Fiction podcasts harken back to the advent of radio dramas, popularized in the 1930s. However, they also represent a new form of storytelling, with its own form and genre conventions. Oftentimes, fiction podcasts become well–known because they are adapted for mainstream media, like film or television. Gimlet Media’s podcast Homecoming became the Amazon Prime television series starring Julia Roberts. The original podcast starred Catherine Keener, Oscar Isaac, and David Schwimmer.

Two–Up Productions’ podcast Limetown will soon be adapted into a Facebook Watch series starring Jessica Biel. Even Welcome to Night Vale, a veritable behemoth within the fiction podcast industry, has expanded to side novels, live shows, and is set to become an FX television series. While it's exciting that these podcasts are successful enough to warrant adaptations, it's a shame that people rarely appreciate them in their original audio forms. Their virtues are not appreciated until they have “broken free” into television, novels, or film. The goal of this creative medium should not be to ultimately escape the podcast format.

Fiction podcasts make creative use of an audio–only medium. Radiotopia’s Passenger List, which was the top fiction podcast on Apple Podcasts at the time of writing this article, is recorded on iPhone and phone lines to give it a distorted and disorienting effect. Passenger List also has a star–studded cast, featuring Kelly Marie Tran of Star Wars fame and Broadway legend Patti LuPone.  

Welcome to Night Vale deals with surrealism, absurdism, and conspiracy in a way that is compounded by the lack of a visual reference. Similarly, Rusty Quill’s The Magnus Archives, a horror podcast, explores themes of cosmic horror and eldritch beings. These creatures are unfathomable to the human eye, which works very well in an audio–only medium. Hello from the Magic Tavern is a comedy podcast featuring interviews with fictional magical characters. Fantasy shows such as the Dungeons & Dragons–inspired The Adventure Zone, thrive in this audio–only medium because fans can visualize the fantasy in their heads. Fantasy thrives off of audience imagination, and these podcasts take advantage of that.

These podcasts also feature diverse representation. Many characters on podcasts like Welcome To Night Vale or The Adventure Zone identify as LGBTQ. The narrator and main character of Welcome to Night Vale, radio host Cecil, is gay, and much of the show follows his infatuation and relationship with his eventual husband Carlos. Similarly, the creators of The Adventure Zone, the McElroy family, feature multiple LGBT couples and characters. This feels refreshing, as this type of representation is still rare in mainstream film and television.
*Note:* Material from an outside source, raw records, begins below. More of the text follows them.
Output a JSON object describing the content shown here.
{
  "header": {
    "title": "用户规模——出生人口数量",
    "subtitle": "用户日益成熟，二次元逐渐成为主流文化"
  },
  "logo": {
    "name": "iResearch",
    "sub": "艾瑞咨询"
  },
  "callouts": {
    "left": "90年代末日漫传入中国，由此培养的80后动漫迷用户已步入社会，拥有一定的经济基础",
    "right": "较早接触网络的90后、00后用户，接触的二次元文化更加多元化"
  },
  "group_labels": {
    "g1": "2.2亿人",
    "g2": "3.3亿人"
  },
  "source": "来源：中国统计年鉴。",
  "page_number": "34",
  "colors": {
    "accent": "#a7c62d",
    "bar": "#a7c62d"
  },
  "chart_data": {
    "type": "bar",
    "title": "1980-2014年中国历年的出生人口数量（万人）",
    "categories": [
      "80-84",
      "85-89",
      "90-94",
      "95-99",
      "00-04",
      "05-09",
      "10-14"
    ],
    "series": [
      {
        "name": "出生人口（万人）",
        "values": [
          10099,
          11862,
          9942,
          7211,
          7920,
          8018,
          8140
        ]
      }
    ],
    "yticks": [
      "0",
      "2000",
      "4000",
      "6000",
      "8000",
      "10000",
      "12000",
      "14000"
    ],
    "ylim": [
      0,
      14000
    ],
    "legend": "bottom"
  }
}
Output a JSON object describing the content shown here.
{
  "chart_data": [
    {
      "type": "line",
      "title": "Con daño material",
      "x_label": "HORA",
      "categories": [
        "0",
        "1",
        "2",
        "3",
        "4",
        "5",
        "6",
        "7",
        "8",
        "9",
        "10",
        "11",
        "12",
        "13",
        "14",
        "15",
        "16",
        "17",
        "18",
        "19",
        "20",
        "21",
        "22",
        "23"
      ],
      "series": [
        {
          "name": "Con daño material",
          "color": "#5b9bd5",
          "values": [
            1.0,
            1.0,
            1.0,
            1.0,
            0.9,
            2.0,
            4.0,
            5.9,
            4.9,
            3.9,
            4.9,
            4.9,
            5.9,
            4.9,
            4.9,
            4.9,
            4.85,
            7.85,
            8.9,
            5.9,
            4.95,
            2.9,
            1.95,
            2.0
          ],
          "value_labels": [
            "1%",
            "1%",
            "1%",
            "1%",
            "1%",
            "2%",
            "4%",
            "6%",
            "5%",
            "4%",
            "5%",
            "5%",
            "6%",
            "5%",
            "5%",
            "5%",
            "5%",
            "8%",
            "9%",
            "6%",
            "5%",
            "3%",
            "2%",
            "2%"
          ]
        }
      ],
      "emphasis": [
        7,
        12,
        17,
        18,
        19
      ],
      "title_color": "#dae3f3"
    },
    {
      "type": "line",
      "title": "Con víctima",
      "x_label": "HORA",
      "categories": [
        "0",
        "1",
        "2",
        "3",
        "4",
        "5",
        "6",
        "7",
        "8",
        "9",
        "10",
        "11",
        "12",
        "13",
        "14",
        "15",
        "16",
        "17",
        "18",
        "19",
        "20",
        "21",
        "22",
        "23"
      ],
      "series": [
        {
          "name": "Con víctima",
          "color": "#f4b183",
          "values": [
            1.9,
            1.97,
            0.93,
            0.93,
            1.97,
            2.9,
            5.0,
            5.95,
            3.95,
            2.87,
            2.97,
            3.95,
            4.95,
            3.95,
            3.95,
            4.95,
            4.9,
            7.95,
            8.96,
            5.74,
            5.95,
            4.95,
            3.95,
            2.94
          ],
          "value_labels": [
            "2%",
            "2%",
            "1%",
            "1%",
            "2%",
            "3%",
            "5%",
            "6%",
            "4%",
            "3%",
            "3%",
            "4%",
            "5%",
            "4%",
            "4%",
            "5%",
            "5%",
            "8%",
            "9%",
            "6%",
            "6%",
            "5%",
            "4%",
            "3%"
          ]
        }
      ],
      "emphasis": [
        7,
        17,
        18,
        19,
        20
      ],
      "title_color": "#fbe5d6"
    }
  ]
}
Fiction podcasts may not have the largest audiences, but the fans they have are deeply loyal and passionate. Many podcasts such as The Adventure Zone and Welcome to Night Vale got their audience through word of mouth and fan work. The spin–off novels for these podcasts were New York Times Best Sellers. The acclaimed Dungeons & Dragons–based podcast Critical Role started a Kickstarter for an animated project, and it raised nearly nine million dollars in just five weeks, breaking Kickstarter’s record for the most funded film or TV project. Clearly, audiences are invested in these shows.

It’s time for podcast listeners to give the fictional world a try. It’s full of diversity, amazing voice actors, and beautifully crafted stories, and it's a brand new form of storytelling. Scroll through the fiction genre on your podcast app—you never know what world you may end up in.